少年たちの友情、そして恋、それらを引き裂く戦争。とてもいい素材が揃っているのに。それなのに、それが「トールキン」の為人に結びつかないんだな。
プロキオン14

**ネタバレ注意**
映画を見終った人むけのレビューです。

これ以降の文章には映画の内容に関する重要な情報が書かれています。
まだ映画を見ていない人がみると映画の面白さを損なうことがありますのでご注意下さい。







指輪』『ホビット』の作者トールキン、その少年期、青年期の物語。それがどう「名作」へと結びついてくるんだろう?と楽しみにしていた映画でした。

名家の少年たちと貧乏人トールキンとの友情。同じ後見人の元で暮らすエディスとの恋。その瑞々しい若者たちの物語、そしてそれらを闇に落とす「世界大戦」。そしてその先にある「名作たち」へ、どう結びついてゆくのか?「そこ」を楽しみににしていたのですが、なんか違った。

トールキン自身の描き方が「言語の天才」の部分がクローズアップされていた。それを元に、教授に懇願して奨学金をゲットしたのは判る。しかしその学生時代では「ストーリーテラー」としての片りんは、微塵も感じられなかった。
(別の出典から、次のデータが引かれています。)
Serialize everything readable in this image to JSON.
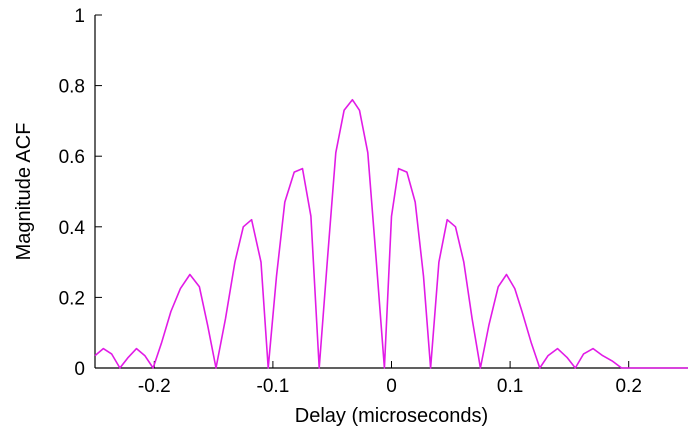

そして戦争。彼は「上官」扱いで、「サム」という名前の一般兵士のおかげで生き延びた。それまではしっかりと「足手まとい」になっていたみたいだ。その戦場の描写は、爆炎、毒ガス、そしてドラゴンの如き火炎放射。それが「指輪」の世界観へと結びついた、と言いたかったんだろうが、それを私の脳内で補えるほどのイマジネーションを、この映画からは感じられなかった。残念です。

そして戦場で親友を探すのだが、その「親友」にあまり私は「親しみ」を感じなかった。誰だっけ?3人の親友の「描き分け」にもっと時間を割いてもよかったかもしれない。

戦場から生還したトールキン。そして親友たちの死を知るのだが、「一人生き残ってる親友」をもっと効果的に出演することができたはずなんだが、なぜかそのシーンはなかった。

わりと「大人たち」はみな説得力のある演技をしていた思う。そして、「サム」という名前は、「指輪」で登場するサムからとっているのは間違いない。そのモチーフとなった兵士がいたのか、あるいは「指輪っぽい」部分を出したかったための創作人物なんでしょうか?